A Comissão não lhe deu razão, porque reconheceu a existência de
um potencial conflito de interesses nas suas tomadas de posição
públicas. A Fernanda, contudo, nunca aceitou tal decisão – em
primeiro lugar, defendia ela, estava o seu direito à privacidade.
Afinal, dizia-se ontem como hoje, qualquer pessoa de bons modos deve
considerar abjecto um jornal andar a meter o nariz na intimidade do
primeiro-ministro.
Azar dos Távoras:
foi através dos gastos injustificáveis na vida privada de Sócrates
que o Ministério Público chegou aos alegados crimes da sua vida
pública. Ora, da mesma forma que Fernanda Câncio merece reparação
pelos erros que o Correio da Manhã tem cometido, eu ainda estou à
espera que ela admita este seu erro fundamental, que tanto a viria a
afectar no futuro – a vida privada de José Sócrates, e a dela por
acréscimo, eram efectivamente notícia.
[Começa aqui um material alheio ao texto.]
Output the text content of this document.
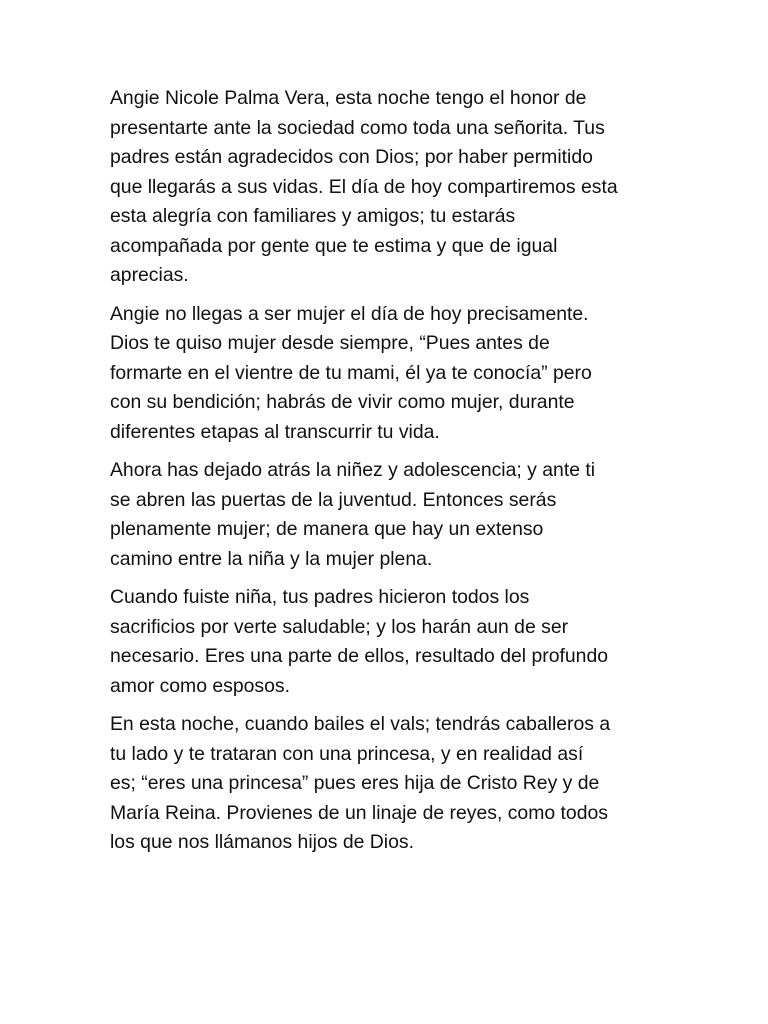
Angie Nicole Palma Vera, esta noche tengo el honor de
presentarte ante la sociedad como toda una señorita. Tus
padres están agradecidos con Dios; por haber permitido
que llegarás a sus vidas. El día de hoy compartiremos esta
esta alegría con familiares y amigos; tu estarás
acompañada por gente que te estima y que de igual
aprecias.

Angie no llegas a ser mujer el día de hoy precisamente.
Dios te quiso mujer desde siempre, “Pues antes de
formarte en el vientre de tu mami, él ya te conocía” pero
con su bendición; habrás de vivir como mujer, durante
diferentes etapas al transcurrir tu vida.

Ahora has dejado atrás la niñez y adolescencia; y ante ti
se abren las puertas de la juventud. Entonces serás
plenamente mujer; de manera que hay un extenso
camino entre la niña y la mujer plena.

Cuando fuiste niña, tus padres hicieron todos los
sacrificios por verte saludable; y los harán aun de ser
necesario. Eres una parte de ellos, resultado del profundo
amor como esposos.

En esta noche, cuando bailes el vals; tendrás caballeros a
tu lado y te trataran con una princesa, y en realidad así
es; “eres una princesa” pues eres hija de Cristo Rey y de
María Reina. Provienes de un linaje de reyes, como todos
los que nos llámanos hijos de Dios.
E aquelas coisas odiosas que
só o Correio da Manhã costuma revelar acerca da vida privada dos
poderosos – férias opulentas, jantares opíparos, compras luxuosas
– são, afinal, um dos pilares fundamentais da Operação Marquês.
O público e o privado não se separam com a ponta de um bisturi.
Sócrates é a prova viva de que é tão estúpido defender de forma
acéfala o Correio da Manhã como criticá-lo cegamente. Fernanda
Câncio, mais do que ninguém, deveria saber isso.